Fluence Analytics, a market leader in continuous polymer reaction monitoring and control, has announced the launch of ARGEN-LT, a new high-throughput static light scattering test unit with eight independent sample cells that measure the stability of biopolymers under thermal, chemical, and mechanical stress. A new version of the existing ARGEN product is also being released, which is a 16-sample cell instrument with temperatures ranging from 18°C to 100°C.
Alex Reed, co-founder and President of Fluence Analytics, said “As the industry continues to grow the pipeline of therapeutics utilizing proteins, peptides, mRNA and DNA based technologies, assessing shelf-life for these hypersensitive biological drugs is critical to delivering lifesaving treatments to patients around the world. Being able to simulate these conditions, while continuously detecting even the slightest changes instability, is a significant leap forward. This effort is the culmination of collaboration with global experts and customers to deliver a new tool to the development arsenal.”

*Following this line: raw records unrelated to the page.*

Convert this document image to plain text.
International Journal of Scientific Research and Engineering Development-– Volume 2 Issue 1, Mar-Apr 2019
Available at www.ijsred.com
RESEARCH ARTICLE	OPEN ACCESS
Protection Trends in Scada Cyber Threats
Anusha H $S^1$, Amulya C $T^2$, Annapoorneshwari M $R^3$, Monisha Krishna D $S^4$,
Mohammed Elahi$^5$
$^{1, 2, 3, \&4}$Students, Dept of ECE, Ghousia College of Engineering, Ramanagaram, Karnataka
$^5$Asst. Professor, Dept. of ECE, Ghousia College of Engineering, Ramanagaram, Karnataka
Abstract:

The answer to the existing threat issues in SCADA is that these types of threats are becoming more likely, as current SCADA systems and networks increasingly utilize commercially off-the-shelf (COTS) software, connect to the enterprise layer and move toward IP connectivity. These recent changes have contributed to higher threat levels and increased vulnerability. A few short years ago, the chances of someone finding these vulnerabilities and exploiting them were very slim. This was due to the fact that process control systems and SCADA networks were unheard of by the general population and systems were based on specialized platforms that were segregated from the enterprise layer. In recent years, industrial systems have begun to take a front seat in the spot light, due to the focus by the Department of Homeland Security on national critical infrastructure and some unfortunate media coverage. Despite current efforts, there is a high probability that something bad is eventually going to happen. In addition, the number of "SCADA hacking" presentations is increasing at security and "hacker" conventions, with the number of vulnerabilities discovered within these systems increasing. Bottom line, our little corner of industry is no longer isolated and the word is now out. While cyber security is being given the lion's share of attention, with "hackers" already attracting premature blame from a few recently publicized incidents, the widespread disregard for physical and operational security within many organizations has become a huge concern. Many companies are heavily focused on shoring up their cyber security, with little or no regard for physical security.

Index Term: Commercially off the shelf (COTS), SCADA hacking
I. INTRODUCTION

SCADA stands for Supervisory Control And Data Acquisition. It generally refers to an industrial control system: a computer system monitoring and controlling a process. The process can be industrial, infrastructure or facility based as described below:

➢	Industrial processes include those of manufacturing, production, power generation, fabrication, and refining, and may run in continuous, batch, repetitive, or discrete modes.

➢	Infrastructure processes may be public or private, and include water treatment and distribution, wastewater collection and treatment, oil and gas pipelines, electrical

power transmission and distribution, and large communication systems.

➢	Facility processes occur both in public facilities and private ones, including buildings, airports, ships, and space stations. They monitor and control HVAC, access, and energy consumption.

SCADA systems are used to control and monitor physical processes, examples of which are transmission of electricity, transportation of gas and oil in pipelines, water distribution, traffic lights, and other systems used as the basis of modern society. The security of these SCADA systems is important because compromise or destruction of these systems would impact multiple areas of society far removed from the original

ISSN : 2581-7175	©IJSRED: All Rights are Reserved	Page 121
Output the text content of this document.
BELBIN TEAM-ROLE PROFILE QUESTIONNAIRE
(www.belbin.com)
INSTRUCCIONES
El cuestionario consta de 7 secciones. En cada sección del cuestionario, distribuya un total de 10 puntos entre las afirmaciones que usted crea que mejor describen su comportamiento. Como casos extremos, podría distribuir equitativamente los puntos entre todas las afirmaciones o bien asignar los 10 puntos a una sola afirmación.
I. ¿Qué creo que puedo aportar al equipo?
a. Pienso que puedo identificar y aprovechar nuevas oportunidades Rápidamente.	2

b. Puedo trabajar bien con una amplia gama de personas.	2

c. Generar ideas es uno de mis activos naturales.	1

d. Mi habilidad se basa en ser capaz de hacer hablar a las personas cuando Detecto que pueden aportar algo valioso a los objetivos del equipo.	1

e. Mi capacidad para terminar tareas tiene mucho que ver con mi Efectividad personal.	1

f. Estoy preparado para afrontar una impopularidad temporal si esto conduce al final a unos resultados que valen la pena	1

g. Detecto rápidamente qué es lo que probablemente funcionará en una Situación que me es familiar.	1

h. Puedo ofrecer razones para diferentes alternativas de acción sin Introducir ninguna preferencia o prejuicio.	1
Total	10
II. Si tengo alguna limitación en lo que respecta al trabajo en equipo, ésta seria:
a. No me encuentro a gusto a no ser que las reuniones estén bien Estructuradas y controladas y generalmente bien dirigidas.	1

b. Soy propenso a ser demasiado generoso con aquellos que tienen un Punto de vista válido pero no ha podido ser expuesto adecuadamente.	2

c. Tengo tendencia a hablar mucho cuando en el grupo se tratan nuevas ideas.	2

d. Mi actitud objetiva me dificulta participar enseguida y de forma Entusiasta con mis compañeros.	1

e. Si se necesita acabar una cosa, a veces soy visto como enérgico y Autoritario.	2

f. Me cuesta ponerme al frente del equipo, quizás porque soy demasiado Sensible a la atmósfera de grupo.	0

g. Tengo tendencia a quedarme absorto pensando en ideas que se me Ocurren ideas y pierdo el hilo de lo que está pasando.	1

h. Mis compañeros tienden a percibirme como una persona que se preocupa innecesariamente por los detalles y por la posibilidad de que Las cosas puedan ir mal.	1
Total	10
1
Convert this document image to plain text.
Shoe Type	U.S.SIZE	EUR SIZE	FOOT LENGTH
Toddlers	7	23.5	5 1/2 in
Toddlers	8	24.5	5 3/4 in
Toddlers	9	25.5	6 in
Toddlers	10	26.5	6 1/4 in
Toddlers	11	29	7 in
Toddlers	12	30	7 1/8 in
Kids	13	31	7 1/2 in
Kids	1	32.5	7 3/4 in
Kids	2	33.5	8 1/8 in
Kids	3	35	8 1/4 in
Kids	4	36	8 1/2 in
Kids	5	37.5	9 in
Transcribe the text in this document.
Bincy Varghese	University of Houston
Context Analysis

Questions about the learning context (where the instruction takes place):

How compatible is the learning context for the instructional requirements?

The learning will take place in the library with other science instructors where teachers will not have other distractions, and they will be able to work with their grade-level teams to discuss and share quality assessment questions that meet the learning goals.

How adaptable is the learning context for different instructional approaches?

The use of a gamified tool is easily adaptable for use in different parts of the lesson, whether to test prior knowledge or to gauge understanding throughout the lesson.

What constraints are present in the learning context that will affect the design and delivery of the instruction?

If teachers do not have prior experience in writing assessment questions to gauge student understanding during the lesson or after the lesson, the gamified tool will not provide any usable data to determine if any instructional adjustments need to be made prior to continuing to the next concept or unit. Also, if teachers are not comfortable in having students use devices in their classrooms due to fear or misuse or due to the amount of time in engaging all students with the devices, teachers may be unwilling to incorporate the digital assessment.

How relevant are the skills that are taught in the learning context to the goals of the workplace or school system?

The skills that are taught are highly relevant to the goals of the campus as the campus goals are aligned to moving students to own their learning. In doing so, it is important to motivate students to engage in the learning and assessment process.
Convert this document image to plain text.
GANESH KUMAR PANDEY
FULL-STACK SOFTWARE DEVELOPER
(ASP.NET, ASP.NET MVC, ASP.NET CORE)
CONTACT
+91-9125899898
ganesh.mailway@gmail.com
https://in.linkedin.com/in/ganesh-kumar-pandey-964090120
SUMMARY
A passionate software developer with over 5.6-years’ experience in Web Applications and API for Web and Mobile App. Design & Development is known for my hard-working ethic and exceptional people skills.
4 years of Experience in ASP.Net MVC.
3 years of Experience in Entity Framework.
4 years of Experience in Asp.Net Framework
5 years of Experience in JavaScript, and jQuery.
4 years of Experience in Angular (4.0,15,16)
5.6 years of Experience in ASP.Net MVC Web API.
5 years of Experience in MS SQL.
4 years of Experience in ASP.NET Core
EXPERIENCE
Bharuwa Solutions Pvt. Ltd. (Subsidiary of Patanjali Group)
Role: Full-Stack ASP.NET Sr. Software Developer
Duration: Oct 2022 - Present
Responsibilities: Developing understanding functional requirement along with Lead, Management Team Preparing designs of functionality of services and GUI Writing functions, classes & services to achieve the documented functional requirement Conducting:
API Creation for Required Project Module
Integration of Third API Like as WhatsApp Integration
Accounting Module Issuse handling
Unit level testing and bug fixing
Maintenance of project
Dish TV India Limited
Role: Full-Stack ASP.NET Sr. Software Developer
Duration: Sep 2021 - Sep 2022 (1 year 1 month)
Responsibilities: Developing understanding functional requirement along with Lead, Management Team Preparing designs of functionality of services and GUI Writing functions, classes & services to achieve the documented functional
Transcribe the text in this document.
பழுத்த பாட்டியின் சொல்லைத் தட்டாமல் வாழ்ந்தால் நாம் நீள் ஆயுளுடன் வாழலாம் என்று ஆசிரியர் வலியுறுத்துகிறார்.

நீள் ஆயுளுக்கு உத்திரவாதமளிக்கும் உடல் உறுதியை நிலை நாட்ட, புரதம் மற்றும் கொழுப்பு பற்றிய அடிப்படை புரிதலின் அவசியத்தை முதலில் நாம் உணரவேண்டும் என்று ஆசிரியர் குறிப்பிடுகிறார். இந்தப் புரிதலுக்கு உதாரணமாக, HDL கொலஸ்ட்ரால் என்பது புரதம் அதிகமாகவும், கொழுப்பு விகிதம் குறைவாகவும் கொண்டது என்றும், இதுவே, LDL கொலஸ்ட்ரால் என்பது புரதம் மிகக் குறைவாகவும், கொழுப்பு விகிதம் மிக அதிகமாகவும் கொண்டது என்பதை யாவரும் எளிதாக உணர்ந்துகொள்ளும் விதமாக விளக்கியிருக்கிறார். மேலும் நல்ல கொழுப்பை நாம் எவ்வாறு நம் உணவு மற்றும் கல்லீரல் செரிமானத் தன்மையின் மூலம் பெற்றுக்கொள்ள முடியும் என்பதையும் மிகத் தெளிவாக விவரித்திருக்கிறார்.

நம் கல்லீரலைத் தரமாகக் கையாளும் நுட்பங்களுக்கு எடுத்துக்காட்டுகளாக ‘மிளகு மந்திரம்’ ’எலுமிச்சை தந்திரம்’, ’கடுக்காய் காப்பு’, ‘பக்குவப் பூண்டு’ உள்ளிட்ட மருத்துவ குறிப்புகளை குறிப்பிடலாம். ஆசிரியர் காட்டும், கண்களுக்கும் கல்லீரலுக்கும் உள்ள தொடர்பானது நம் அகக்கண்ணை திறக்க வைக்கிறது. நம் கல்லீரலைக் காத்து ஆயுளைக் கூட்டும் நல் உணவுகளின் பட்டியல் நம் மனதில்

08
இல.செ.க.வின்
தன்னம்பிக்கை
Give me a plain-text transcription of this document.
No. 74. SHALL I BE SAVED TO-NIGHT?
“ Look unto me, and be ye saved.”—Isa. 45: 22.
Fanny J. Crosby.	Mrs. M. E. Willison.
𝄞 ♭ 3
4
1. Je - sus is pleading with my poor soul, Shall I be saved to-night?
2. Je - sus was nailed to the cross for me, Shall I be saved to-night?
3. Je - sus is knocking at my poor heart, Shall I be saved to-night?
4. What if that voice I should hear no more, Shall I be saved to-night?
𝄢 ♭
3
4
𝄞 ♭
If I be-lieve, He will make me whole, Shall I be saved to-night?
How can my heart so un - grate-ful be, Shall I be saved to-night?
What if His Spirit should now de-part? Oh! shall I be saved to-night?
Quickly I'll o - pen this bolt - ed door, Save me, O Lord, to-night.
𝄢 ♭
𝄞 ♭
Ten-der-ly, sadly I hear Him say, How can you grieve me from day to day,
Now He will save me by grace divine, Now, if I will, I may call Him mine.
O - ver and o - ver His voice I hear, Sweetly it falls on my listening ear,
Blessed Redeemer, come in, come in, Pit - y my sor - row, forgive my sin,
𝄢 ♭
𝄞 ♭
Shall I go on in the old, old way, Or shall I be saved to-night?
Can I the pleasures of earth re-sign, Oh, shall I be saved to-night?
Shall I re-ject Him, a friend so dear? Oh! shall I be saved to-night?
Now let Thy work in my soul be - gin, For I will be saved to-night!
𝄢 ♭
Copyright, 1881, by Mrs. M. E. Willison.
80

ARGEN-LT was developed in response to feedback from biopharma industry experts and customers seeking an instrument capable of confirming the shelf-life viability of biopolymers at low temperature(s). A major European biopharma company purchased the first ARGEN-LT developed by Fluence Analytics.
The only commercially available biopharma products that can simultaneously test proteins, peptides, mRNA, DNA, and other biopolymers for stability are ARGEN and ARGEN-LT. Through the use of continuous light scattering, ARGEN can provide real-time visibility into biopolymers and be sensitive to small changes in oligomerization states and molecular weights, which helps companies speed up formulation development. ARGEN’s ability to detect aggregation and degradation early in the process saves time and resources. In addition to providing an intuitive interface for all aspects of experimental design, the proprietary software allows independent control of each cell for parameter adjustment parallel to real-time data processing.